Let us decide now, for we may, to let our loving hearts enthrone Him.

Of Carols and Carnage

Among the beautiful carols of Christmas there is one that surely seems odd and out of place. At least that is how I, as a young child, thought of it. The haunting melody is in significant measure responsible for its lasting popularity, but the words are anything but joyful for a joyful celebration. Rather than recount the birth of the Savior, Jesus Christ, the song expresses the inconsolable sorrow of a mother of Bethlehem mourning the cruel murder of her little child. Popularly known as “The Coventry Carol,” it includes these words:

O sisters, too, how may we do,
For to preserve this day;
This poor Youngling for whom we sing,
By, by, lully, lullay.

Herod the King, in his raging,
Charged he hath this day;
His men of might, in his own sight,
All children young, to slay.

Then woe is me, poor Child, for Thee,
And ever mourn and say;
For thy parting nor say nor sing,
By, by, lully, lullay.

The song helps retell the sad chapter in the story of the early days of the Savior’s mortal life when jealous King Herod, fearful of even rumors of potential rivals for his throne, ordered the slaughter of all of the children in Bethlehem of two years old and younger. Sometime before, Herod had been advised by the wise men of the birth of the future King of the Jews. The wise men mistakenly thought that Herod would rejoice with them at the news of the birth of the Messiah and freely told him what they knew. Under cloak of feigned rejoicing, Herod sent the wise men to Bethlehem, the place prophesied in the scriptures as the city where Christ would be born. He urged them to report back when they found the child, that he might come “and worship him also.” (Matthew 2:8)

But worship was far from what Herod had in mind. Herod’s reaction was typical of many throughout history when confronted by the work of God. He saw only danger to his own power and sought to destroy God’s work if he could. The Lord warned the wise men, who avoided Jerusalem on their way back home. Herod struck out in anger and ordered the death of all of the young babies in Bethlehem. Again as throughout history, Herod missed his mark, for Jesus was no longer there. Joseph, warned by an angel, had taken his little family away to Egypt.
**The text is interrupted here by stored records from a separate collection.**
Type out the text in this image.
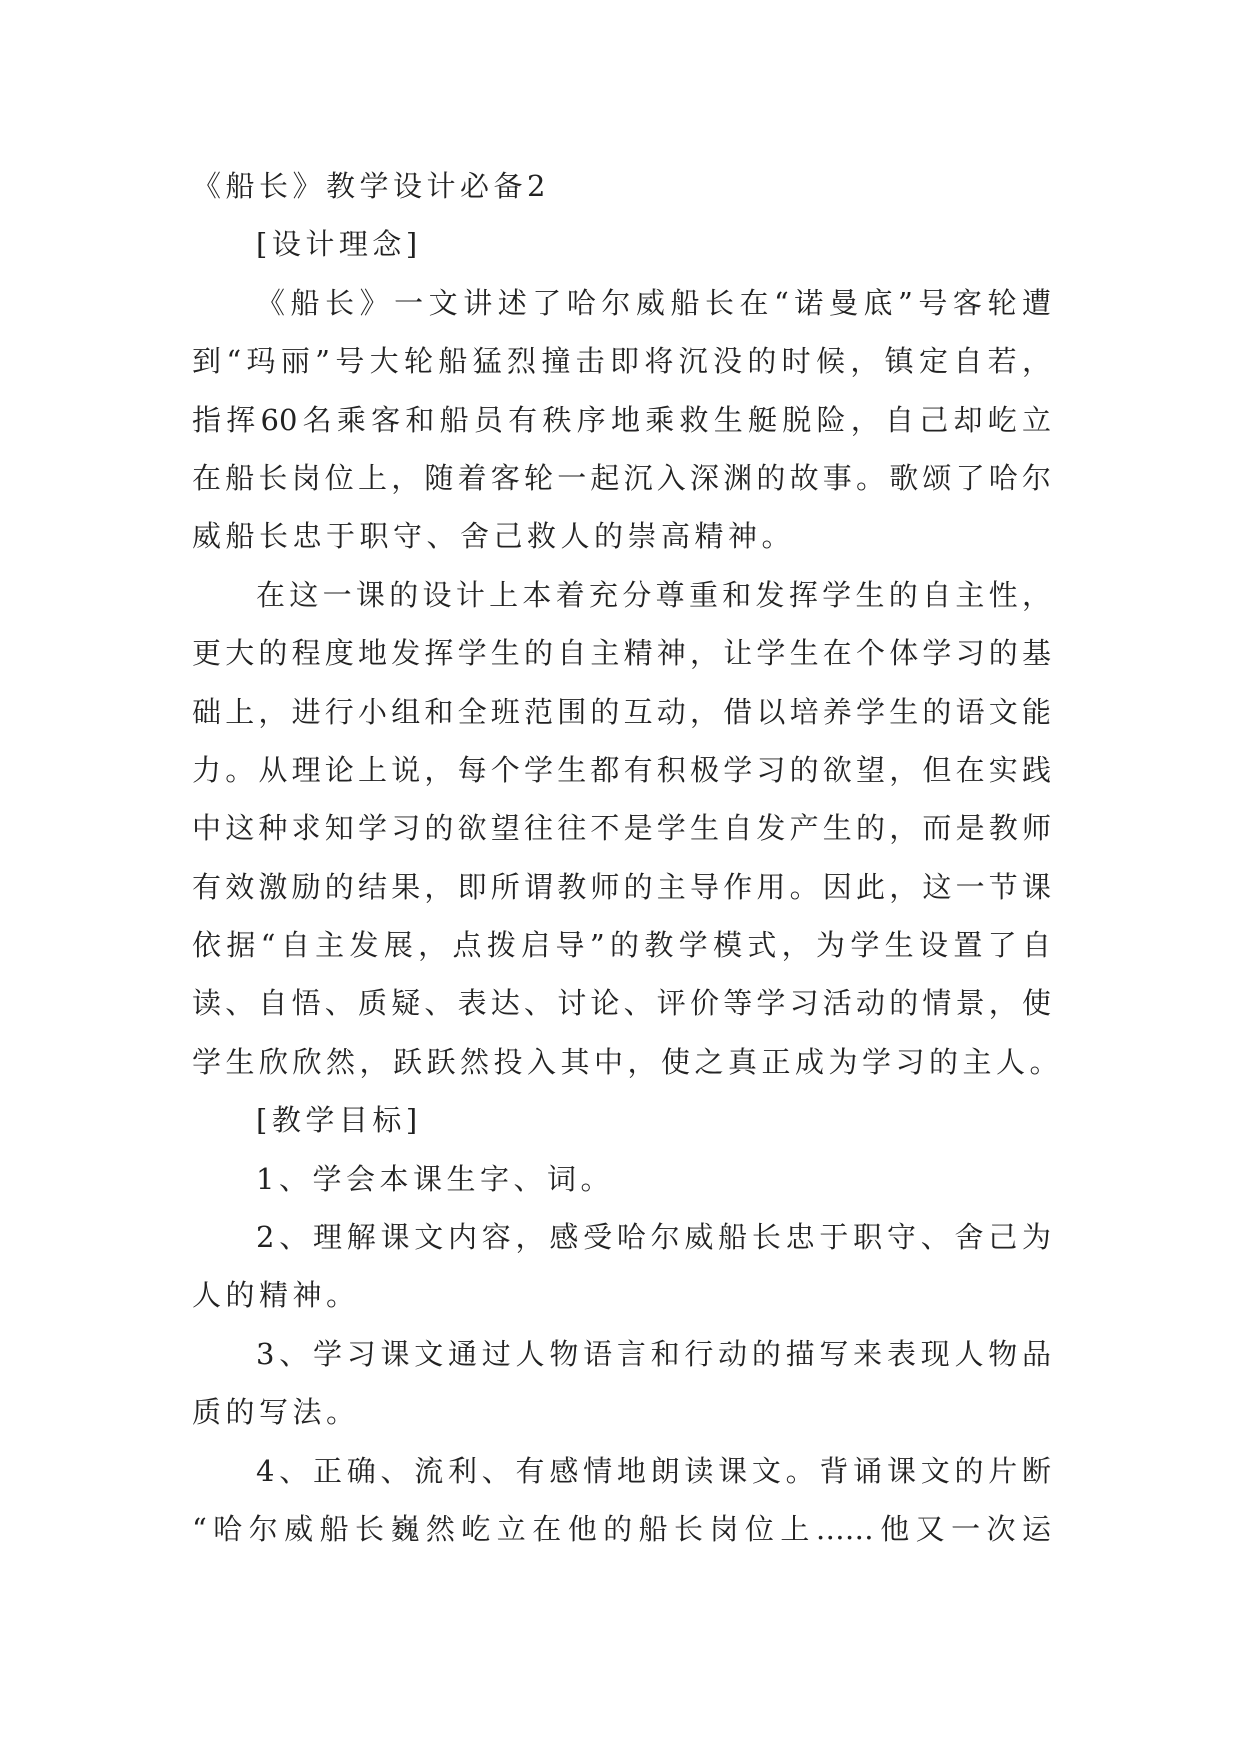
《船长》教学设计必备2
[设计理念]
《船长》一文讲述了哈尔威船长在“诺曼底”号客轮遭
到“玛丽”号大轮船猛烈撞击即将沉没的时候，镇定自若，
指挥60名乘客和船员有秩序地乘救生艇脱险，自己却屹立
在船长岗位上，随着客轮一起沉入深渊的故事。歌颂了哈尔
威船长忠于职守、舍己救人的崇高精神。
在这一课的设计上本着充分尊重和发挥学生的自主性，
更大的程度地发挥学生的自主精神，让学生在个体学习的基
础上，进行小组和全班范围的互动，借以培养学生的语文能
力。从理论上说，每个学生都有积极学习的欲望，但在实践
中这种求知学习的欲望往往不是学生自发产生的，而是教师
有效激励的结果，即所谓教师的主导作用。因此，这一节课
依据“自主发展，点拨启导”的教学模式，为学生设置了自
读、自悟、质疑、表达、讨论、评价等学习活动的情景，使
学生欣欣然，跃跃然投入其中，使之真正成为学习的主人。
[教学目标]
1、学会本课生字、词。
2、理解课文内容，感受哈尔威船长忠于职守、舍己为
人的精神。
3、学习课文通过人物语言和行动的描写来表现人物品
质的写法。
4、正确、流利、有感情地朗读课文。背诵课文的片断
“哈尔威船长巍然屹立在他的船长岗位上……他又一次运
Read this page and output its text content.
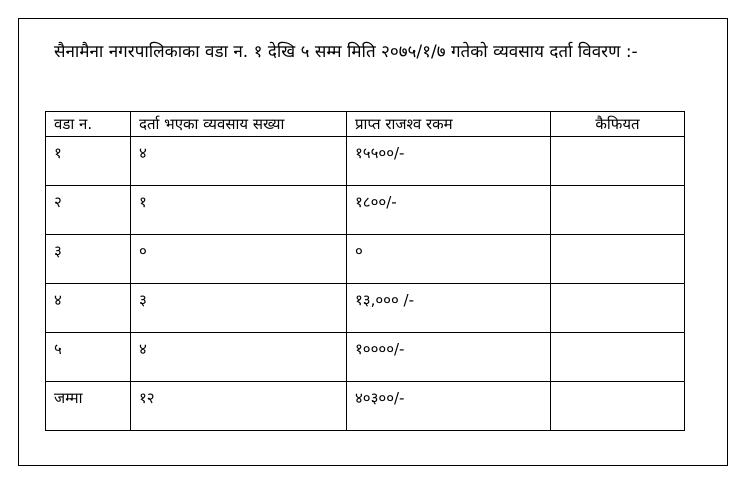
सैनामैना नगरपालिकाका वडा न. १ देखि ५ सम्म मिति २०७५/१/७ गतेको व्यवसाय दर्ता विवरण :-

वडा न.	दर्ता भएका व्यवसाय सख्या	प्राप्त राजश्व रकम	कैफियत
१	४	१५५००/-	
२	१	१८००/-	
३	०	०	
४	३	१३,००० /-	
५	४	१००००/-	
जम्मा	१२	४०३००/-	
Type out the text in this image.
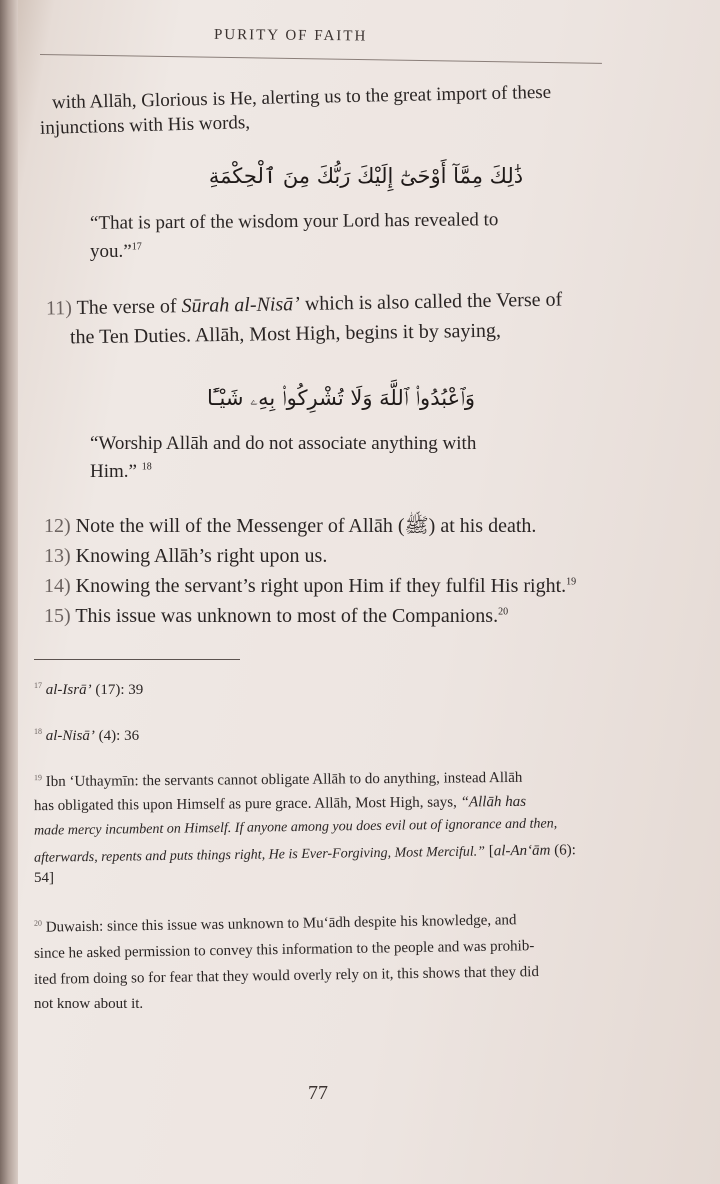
PURITY OF FAITH
with Allāh, Glorious is He, alerting us to the great import of these
injunctions with His words,
ذَٰلِكَ مِمَّآ أَوْحَىٰٓ إِلَيْكَ رَبُّكَ مِنَ ٱلْحِكْمَةِ
“That is part of the wisdom your Lord has revealed to
you.”$^{17}$
11) The verse of Sūrah al-Nisā’ which is also called the Verse of
the Ten Duties. Allāh, Most High, begins it by saying,
وَٱعْبُدُوا۟ ٱللَّهَ وَلَا تُشْرِكُوا۟ بِهِۦ شَيْـًٔا
“Worship Allāh and do not associate anything with
Him.” $^{18}$
12) Note the will of the Messenger of Allāh (ﷺ) at his death.
13) Knowing Allāh’s right upon us.
14) Knowing the servant’s right upon Him if they fulfil His right.$^{19}$
15) This issue was unknown to most of the Companions.$^{20}$
$^{17}$ al-Isrā’ (17): 39
$^{18}$ al-Nisā’ (4): 36
$^{19}$ Ibn ‘Uthaymīn: the servants cannot obligate Allāh to do anything, instead Allāh
has obligated this upon Himself as pure grace. Allāh, Most High, says, “Allāh has
made mercy incumbent on Himself. If anyone among you does evil out of ignorance and then,
afterwards, repents and puts things right, He is Ever-Forgiving, Most Merciful.” [al-An‘ām (6):
54]
$^{20}$ Duwaish: since this issue was unknown to Mu‘ādh despite his knowledge, and
since he asked permission to convey this information to the people and was prohib-
ited from doing so for fear that they would overly rely on it, this shows that they did
not know about it.
77
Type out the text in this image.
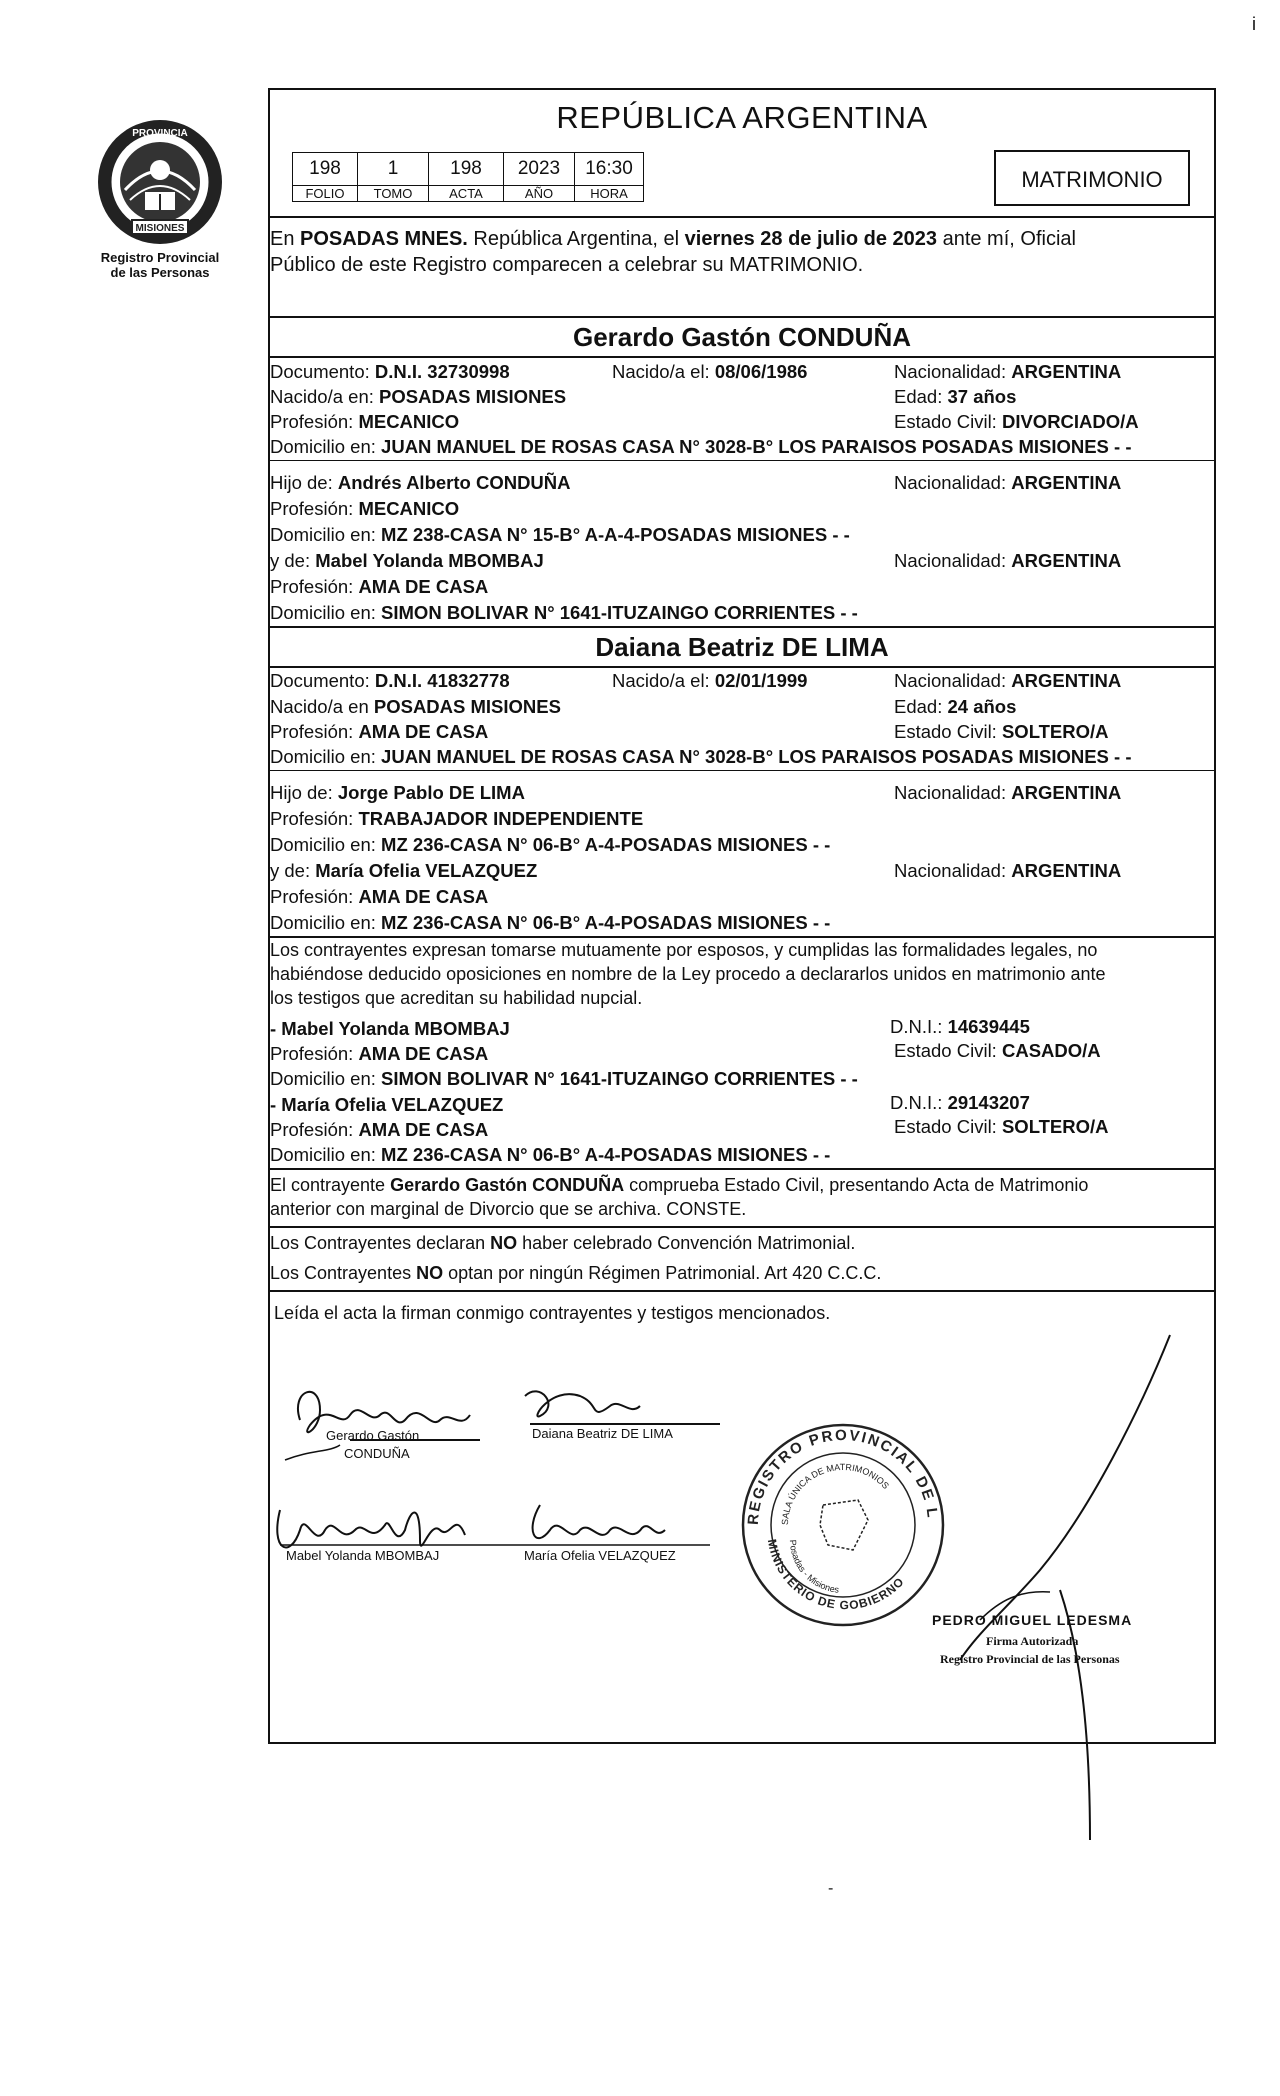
i
-
MISIONES
PROVINCIA
Registro Provincial
de las Personas
REPÚBLICA ARGENTINA
198	1	198	2023	16:30
FOLIO	TOMO	ACTA	AÑO	HORA
MATRIMONIO
En POSADAS MNES. República Argentina, el viernes 28 de julio de 2023 ante mí, Oficial
Público de este Registro comparecen a celebrar su MATRIMONIO.
Gerardo Gastón CONDUÑA
Documento: D.N.I. 32730998	Nacido/a el: 08/06/1986	Nacionalidad: ARGENTINA
Nacido/a en: POSADAS MISIONES	Edad: 37 años
Profesión: MECANICO	Estado Civil: DIVORCIADO/A
Domicilio en: JUAN MANUEL DE ROSAS CASA N° 3028-B° LOS PARAISOS POSADAS MISIONES - -
Hijo de: Andrés Alberto CONDUÑA	Nacionalidad: ARGENTINA
Profesión: MECANICO
Domicilio en: MZ 238-CASA N° 15-B° A-A-4-POSADAS MISIONES - -
y de: Mabel Yolanda MBOMBAJ	Nacionalidad: ARGENTINA
Profesión: AMA DE CASA
Domicilio en: SIMON BOLIVAR N° 1641-ITUZAINGO CORRIENTES - -
Daiana Beatriz DE LIMA
Documento: D.N.I. 41832778	Nacido/a el: 02/01/1999	Nacionalidad: ARGENTINA
Nacido/a en POSADAS MISIONES	Edad: 24 años
Profesión: AMA DE CASA	Estado Civil: SOLTERO/A
Domicilio en: JUAN MANUEL DE ROSAS CASA N° 3028-B° LOS PARAISOS POSADAS MISIONES - -
Hijo de: Jorge Pablo DE LIMA	Nacionalidad: ARGENTINA
Profesión: TRABAJADOR INDEPENDIENTE
Domicilio en: MZ 236-CASA N° 06-B° A-4-POSADAS MISIONES - -
y de: María Ofelia VELAZQUEZ	Nacionalidad: ARGENTINA
Profesión: AMA DE CASA
Domicilio en: MZ 236-CASA N° 06-B° A-4-POSADAS MISIONES - -
Los contrayentes expresan tomarse mutuamente por esposos, y cumplidas las formalidades legales, no
habiéndose deducido oposiciones en nombre de la Ley procedo a declararlos unidos en matrimonio ante
los testigos que acreditan su habilidad nupcial.
- Mabel Yolanda MBOMBAJ	D.N.I.: 14639445
Profesión: AMA DE CASA	Estado Civil: CASADO/A
Domicilio en: SIMON BOLIVAR N° 1641-ITUZAINGO CORRIENTES - -
- María Ofelia VELAZQUEZ	D.N.I.: 29143207
Profesión: AMA DE CASA	Estado Civil: SOLTERO/A
Domicilio en: MZ 236-CASA N° 06-B° A-4-POSADAS MISIONES - -
El contrayente Gerardo Gastón CONDUÑA comprueba Estado Civil, presentando Acta de Matrimonio
anterior con marginal de Divorcio que se archiva. CONSTE.
Los Contrayentes declaran NO haber celebrado Convención Matrimonial.
Los Contrayentes NO optan por ningún Régimen Patrimonial. Art 420 C.C.C.
Leída el acta la firman conmigo contrayentes y testigos mencionados.
Gerardo Gastón
CONDUÑA
Daiana Beatriz DE LIMA
Mabel Yolanda MBOMBAJ	María Ofelia VELAZQUEZ
REGISTRO PROVINCIAL DE LAS PERSONAS
MINISTERIO DE GOBIERNO
SALA ÚNICA DE MATRIMONIOS
Posadas - Misiones
PEDRO MIGUEL LEDESMA
Firma Autorizada
Registro Provincial de las Personas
Among those who take it upon themselves to second guess God there are those who would question why God would save His Son, while allowing all those other children in Bethlehem to be slain. Again, these critics miss the mark. They get it wrong by failing to consider the whole picture.

God the Father did not spare His Son from the slaying of the children at Bethlehem. The unfair and cruel carnage begun in David’s city was finished on Calvary. Jesus’ life was spared only momentarily so that it could be offered as the last sacrifice for all. That seemingly doleful song merits an essential place in our Christmas celebration. It points us to the full meaning of Christmas as part of a story that winds through Bethlehem and leads through sorrow in Gethsemane to death on Calvary.

Importantly, the story continues on from there to a glorious resurrection morning on the third day. This saddest of carols reminds us that Christ was born to save us, in spite of the evils of the world that He most of all could not escape, a salvation that extends especially to the children of Bethlehem and to all of the little children of the world.